In January, I made a post about my 7400 Logic Calculator project coming to an end and my ideas for improving it. After thinking about the project again this past week, a lot of new ideas came to me for fixing most of the problems with the last design. The new design also incorporates a lot of the ideas from the last post. As I explained in another post, my plan is to focus on a short list of projects for 2022, so I decided to document my ideas for the new design rather than restart the project.

Architecture

The new design is a 4-bit architecture rather than an 8-bit architecture like the last version. One thing that complicated my ideas before was trying to figure out how to drive the ALU with a register and another source, latch the ALU output, and write it to the correct place. The new design handles this by using two 74HC670s as 4-bit register sets feeding the ALU directly to avoid the complication of having the ALU on the bus so other sources can drive it. As a result, anything that goes through the ALU needs to be loaded into a register first, which is not a big sacrifice since the two 74HC670s provide eight 4-bit registers. Latching the ALU output also simplifies the design since an instruction only needs to read or write to the ALU but not both in the same instruction. A 74HC574 latch can optionally be trigged to capture the carry bit of the latched ALU output so it can be fed into the next ALU operation.

Other than the ALU and set of four register pairs, there is a 74HC193 counter that supplies the bottom four bits of the address for an 8K SRAM. This register is named X. The next eight bits are supplied by a 74HC574 "RAM pointer." It's a little unconventional to address the memory this way since it splits it into 256 pages of 16 bytes each. However, 16 bytes is the right size for holding floating point numbers, so the memory can be seen as holding 256 objects with the RAM pointer specifying which object. As a bonus, an instruction can trigger the clock input on the X register to count up, saving a few cycles when stepping through memory.

The next part of the system is a 32K EEPROM to hold the program along with four 74HC193 counters to act as the program counter. This is a pretty standard setup.

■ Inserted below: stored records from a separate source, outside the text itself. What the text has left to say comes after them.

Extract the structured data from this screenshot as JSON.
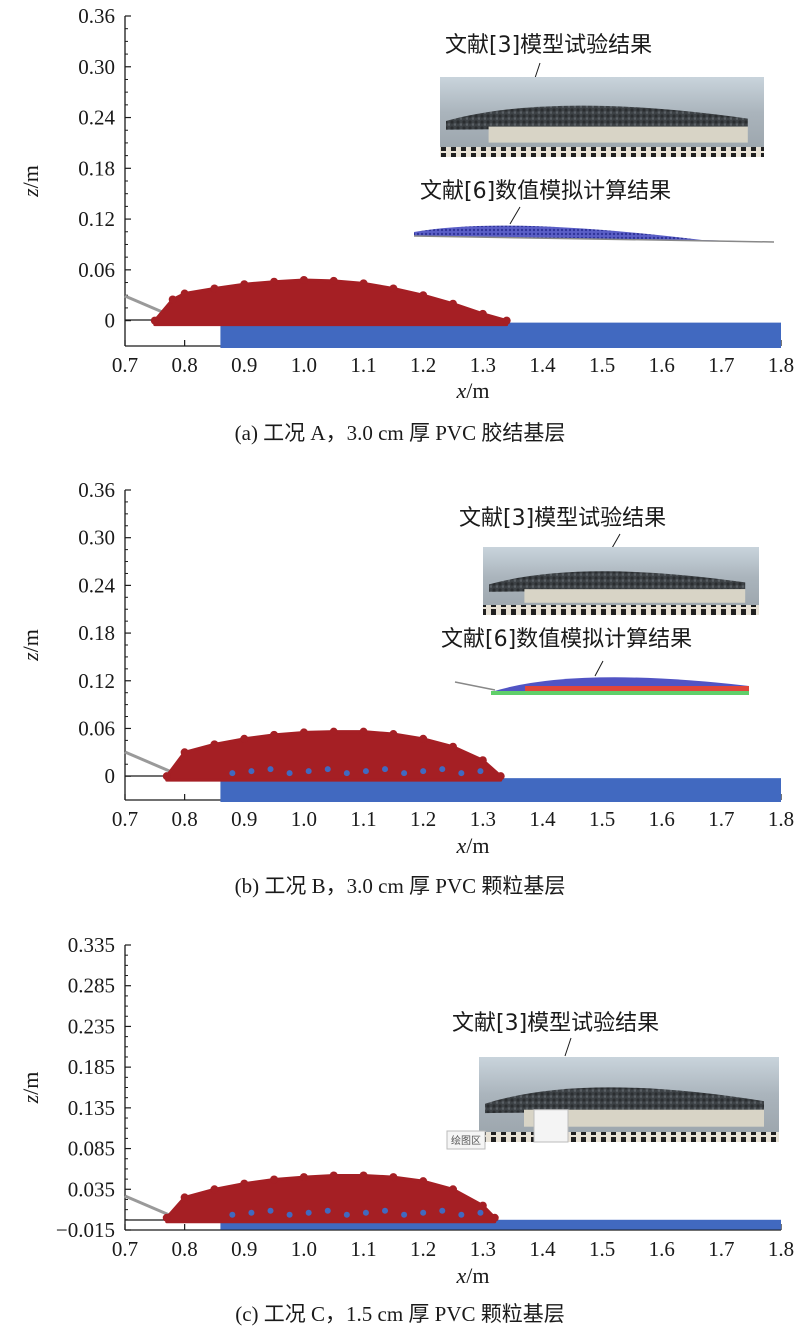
{
  "chart_data": [
    {
      "type": "scatter",
      "panel": "a",
      "caption": "(a) 工况 A，3.0 cm 厚 PVC 胶结基层",
      "xlabel_var": "x",
      "xlabel_unit": "/m",
      "ylabel_var": "z",
      "ylabel_unit": "/m",
      "xlim": [
        0.7,
        1.8
      ],
      "ylim": [
        -0.03,
        0.36
      ],
      "xticks": [
        "0.7",
        "0.8",
        "0.9",
        "1.0",
        "1.1",
        "1.2",
        "1.3",
        "1.4",
        "1.5",
        "1.6",
        "1.7",
        "1.8"
      ],
      "yticks": [
        {
          "v": 0,
          "t": "0"
        },
        {
          "v": 0.06,
          "t": "0.06"
        },
        {
          "v": 0.12,
          "t": "0.12"
        },
        {
          "v": 0.18,
          "t": "0.18"
        },
        {
          "v": 0.24,
          "t": "0.24"
        },
        {
          "v": 0.3,
          "t": "0.30"
        },
        {
          "v": 0.36,
          "t": "0.36"
        }
      ],
      "series": [
        {
          "color": "#a51f24",
          "x": [
            0.75,
            0.78,
            0.8,
            0.85,
            0.9,
            0.95,
            1.0,
            1.05,
            1.1,
            1.15,
            1.2,
            1.25,
            1.3,
            1.34
          ],
          "y": [
            0.0,
            0.025,
            0.032,
            0.038,
            0.043,
            0.046,
            0.048,
            0.047,
            0.044,
            0.038,
            0.03,
            0.02,
            0.008,
            0.0
          ]
        },
        {
          "color": "#4169c0",
          "x": [
            0.86,
            1.8
          ],
          "y": [
            0.0,
            -0.03
          ]
        }
      ],
      "slope_color": "#9a9a9a",
      "insets": [
        {
          "label": "文献[3]模型试验结果",
          "kind": "photo"
        },
        {
          "label": "文献[6]数值模拟计算结果",
          "kind": "sim-a"
        }
      ]
    },
    {
      "type": "scatter",
      "panel": "b",
      "caption": "(b) 工况 B，3.0 cm 厚 PVC 颗粒基层",
      "xlabel_var": "x",
      "xlabel_unit": "/m",
      "ylabel_var": "z",
      "ylabel_unit": "/m",
      "xlim": [
        0.7,
        1.8
      ],
      "ylim": [
        -0.03,
        0.36
      ],
      "xticks": [
        "0.7",
        "0.8",
        "0.9",
        "1.0",
        "1.1",
        "1.2",
        "1.3",
        "1.4",
        "1.5",
        "1.6",
        "1.7",
        "1.8"
      ],
      "yticks": [
        {
          "v": 0,
          "t": "0"
        },
        {
          "v": 0.06,
          "t": "0.06"
        },
        {
          "v": 0.12,
          "t": "0.12"
        },
        {
          "v": 0.18,
          "t": "0.18"
        },
        {
          "v": 0.24,
          "t": "0.24"
        },
        {
          "v": 0.3,
          "t": "0.30"
        },
        {
          "v": 0.36,
          "t": "0.36"
        }
      ],
      "series": [
        {
          "color": "#a51f24",
          "x": [
            0.77,
            0.8,
            0.85,
            0.9,
            0.95,
            1.0,
            1.05,
            1.1,
            1.15,
            1.2,
            1.25,
            1.3,
            1.33
          ],
          "y": [
            0.0,
            0.03,
            0.04,
            0.047,
            0.052,
            0.055,
            0.056,
            0.056,
            0.053,
            0.047,
            0.037,
            0.02,
            0.0
          ]
        },
        {
          "color": "#4169c0",
          "x": [
            0.86,
            1.8
          ],
          "y": [
            0.0,
            -0.03
          ]
        }
      ],
      "slope_color": "#9a9a9a",
      "insets": [
        {
          "label": "文献[3]模型试验结果",
          "kind": "photo"
        },
        {
          "label": "文献[6]数值模拟计算结果",
          "kind": "sim-b"
        }
      ]
    },
    {
      "type": "scatter",
      "panel": "c",
      "caption": "(c) 工况 C，1.5 cm 厚 PVC 颗粒基层",
      "xlabel_var": "x",
      "xlabel_unit": "/m",
      "ylabel_var": "z",
      "ylabel_unit": "/m",
      "xlim": [
        0.7,
        1.8
      ],
      "ylim": [
        -0.015,
        0.335
      ],
      "xticks": [
        "0.7",
        "0.8",
        "0.9",
        "1.0",
        "1.1",
        "1.2",
        "1.3",
        "1.4",
        "1.5",
        "1.6",
        "1.7",
        "1.8"
      ],
      "yticks": [
        {
          "v": -0.015,
          "t": "−0.015"
        },
        {
          "v": 0.035,
          "t": "0.035"
        },
        {
          "v": 0.085,
          "t": "0.085"
        },
        {
          "v": 0.135,
          "t": "0.135"
        },
        {
          "v": 0.185,
          "t": "0.185"
        },
        {
          "v": 0.235,
          "t": "0.235"
        },
        {
          "v": 0.285,
          "t": "0.285"
        },
        {
          "v": 0.335,
          "t": "0.335"
        }
      ],
      "series": [
        {
          "color": "#a51f24",
          "x": [
            0.77,
            0.8,
            0.85,
            0.9,
            0.95,
            1.0,
            1.05,
            1.1,
            1.15,
            1.2,
            1.25,
            1.3,
            1.32
          ],
          "y": [
            0.0,
            0.025,
            0.035,
            0.042,
            0.047,
            0.05,
            0.052,
            0.052,
            0.05,
            0.045,
            0.035,
            0.015,
            0.0
          ]
        },
        {
          "color": "#4169c0",
          "x": [
            0.86,
            1.8
          ],
          "y": [
            0.0,
            -0.012
          ]
        }
      ],
      "slope_color": "#9a9a9a",
      "insets": [
        {
          "label": "文献[3]模型试验结果",
          "kind": "photo"
        }
      ],
      "tag": "绘图区"
    }
  ]
}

The RAM pointer and X register combo mentioned above drive the EEPROM address through pullups when the program counters are disabled, so constants can be loaded from the program through a 74HC574 latch. Another latch captures instructions from the EEPROM, and a 74HC244 buffer transmits keypad input to the bus. There is also a control signal for an LCD which is connected directly to the output of the two register sets.